Sächsische Zeitung, Seite 3, 20.07.2020
Tatort Kühllaster
Auf Melonenkisten lagen in dem Lkw 31 Menschen. Die Bundespolizei ermittelt. Fälle wie dieser sind wieder öfter ein Thema. Das hat auch mit Corona zu tun.
Von Tobias Wolf
Behutsam zieht der Gabelstapler die Palette mit den Melonenkisten aus dem Laderaum des Kühl-Lkws und setzt sie vor der Werkstatt-Halle auf dem Polizeigelände im Dresdner Norden ab. Roland Schmidt* und Sascha Wiemer* haben weiße Anzüge und blaue Handschuhe angezogen. Sie rücken den Mundschutz zurecht. Im strömenden Regen gucken sie zu, wie der Staplerfahrer Palette Nummer zwei abstellt.
Schmidt und Wiemer sind Kriminaltechniker der Bundespolizei, spezialisiert auf die Spurensuche, auch das, was man nicht mit bloßem Auge sieht. Über Stunden werden sie bis zum Abend Innenraum und Ladung des türkischen Lkws absuchen, der der Polizei am vergangenen Dienstag ins Netz ging. 29 Paletten mit über 12.000 kernarmen Mini-Wassermelonen, 23 Tonnen schwer. Vergangene Woche waren solche Melonen bei Kaufland in Dresden für 1,95 Euro das Stück im Angebot.
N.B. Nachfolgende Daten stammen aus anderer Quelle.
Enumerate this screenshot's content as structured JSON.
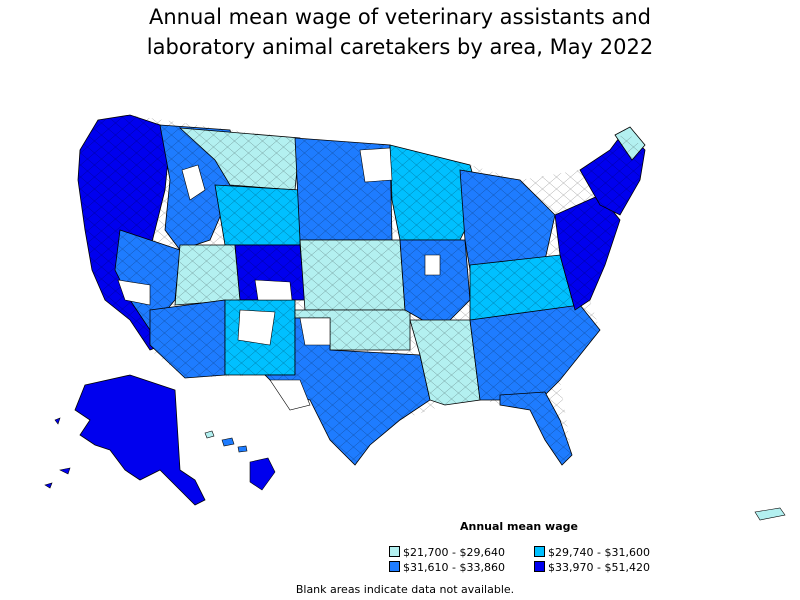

Die Melonen interessieren die Kriminalisten, weil auf ihnen Menschen lagen. 31 Männer im Alter von 18 bis 47 Jahren, die meisten türkische Kurden, drei Syrer, drei Iraner und ein Iraker. Auf den Obstkisten liegen noch Gepäckstücke der Flüchtlinge, ein paar Decken und Handtücher, mit denen sie sich vor der Kälte schützten. Eine genaue Untersuchung findet in der Bundespolizei-Inspektion in Berggießhübel in der Sächsischen Schweiz statt.
„Die Spurensuche und Auswertung ist langwierig“, sagt Sascha Wiemer. „Im Fernsehen sieht das immer aus, als könnte man in kurzer Zeit noch am Tatort Fingerabdrücke und DNA-Spuren auswerten.“ Allein die Vervielfältigung und Verstärkung der Proben im Labor dauere eine gewisse Zeit.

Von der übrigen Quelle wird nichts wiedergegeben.